Между прочим, даже при регистрации ребенка я был записан умершим, доказательство — метрическая выпись — у меня на руках. В результате к Ольге, находившейся в худших, чем жена, условиях и проявлявшей бескорыстную привязанность ко мне, у меня стало зарождаться чувство, как к человеку близкому. К жене же из-за ее измышлений и клеветы на Ольгу я начинал чувствовать отчужденность. В это же время я, став видным работником в районе и прослыв благодаря слежке жены этаким донжуаном, привлек внимание к себе особ известного пошиба. Они стали осаждать меня сначала коротенькими записочками, а потом и пространными письмами.
Одна из них, некая Анюта (между прочим, член партии) по всем правилам призналась мне в любви, а однажды в темном коридоре неожиданно обняла меня за шею и поцеловала. Она говорила, что полюбила меня так, как никого никогда не любила, что не может ни жить, ни быть без меня и что, если бы я согласился, то она хоть сейчас готова перейти ко мне на квартиру на положении жены.
Даже насчет жены и детей девка все предусмотрела: «Бабушка так с нами и будет жить, она нам не помешает, а детей твоих я ужасно люблю и надеюсь, что сумею заставить и их меня полюбить». Я ничего к ней, кроме легкого презрения, не чувствовал, но не обрывал ее, не отталкивал грубо, хотя она этого и заслуживала. Меня забавляла ее глупость. Кроме того, когда у нас были нелады с женой, когда она доводила меня до бешенства, а я не мог по-прежнему пустить в дело кулаки, я уходил расстроенный из дома и встречался с Анюткой.
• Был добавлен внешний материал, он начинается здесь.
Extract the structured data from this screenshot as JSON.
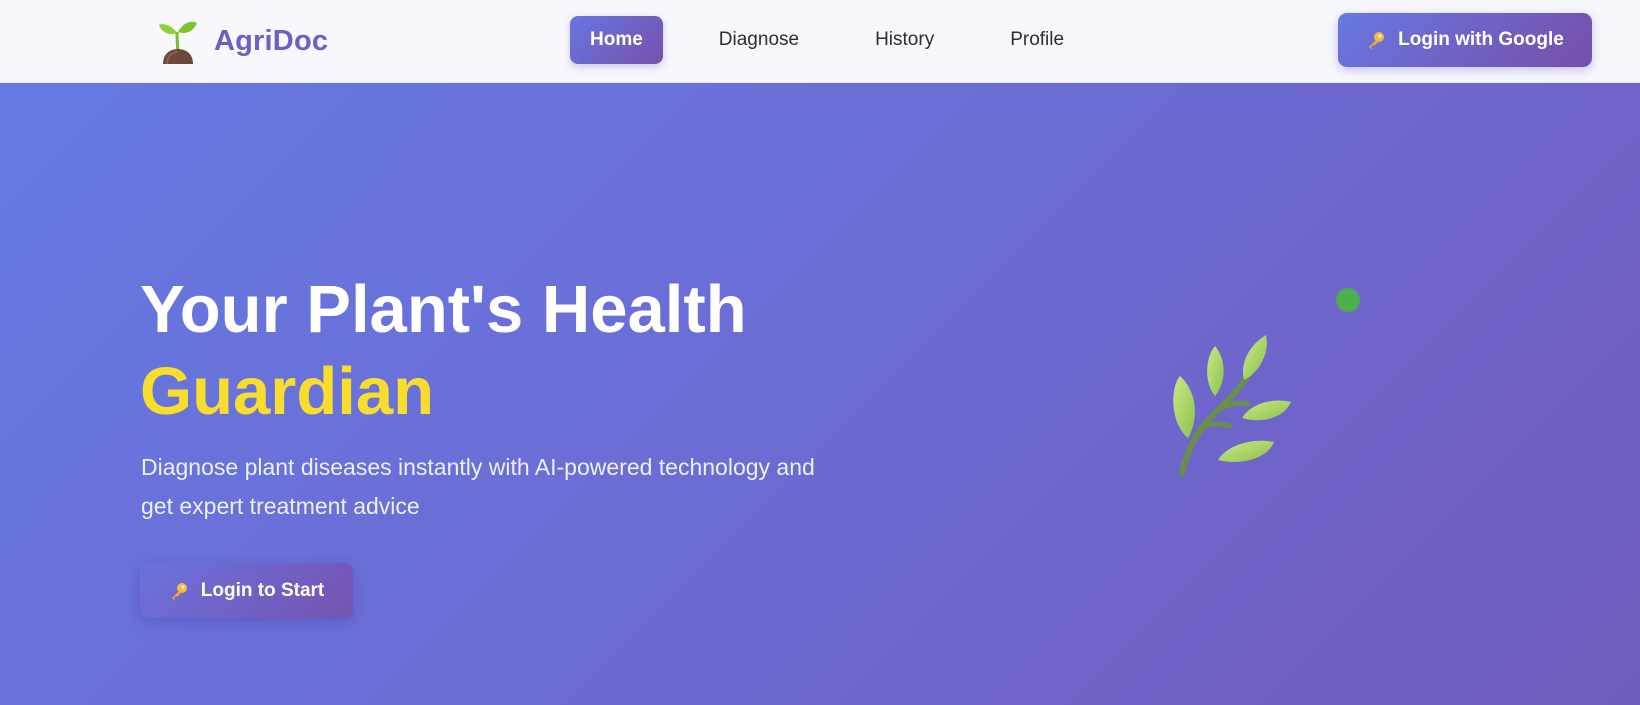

Мы под руку ходили по улицам села, не заботясь о том, что нас могут видеть, наоборот, желая этого каждый по своим соображениям.
Я хотел досадить жене в отместку за то, что она меня расстроила, а Анютке просто хотелось, чтобы все знали, что к ней неравнодушен член РИКа.
Сама она нигде не служила, жила в хозяйстве родителей тут же в селе. Но и в хозяйстве почти не работала, ссылаясь на то, что ей надо то туда, то сюда по заданию райкома. Родители верили ей и старались управляться без нее. А в райкоме и в ячейке она отделывалась от заданий, ссылаясь на неотложные работы в хозяйстве. Так девка и болталась целые дни без дела. И, желая закрепить такой праздный образ жизни и стать притом обеспеченной, она и поставила перед собой цель вскружить мне голову своей невинностью.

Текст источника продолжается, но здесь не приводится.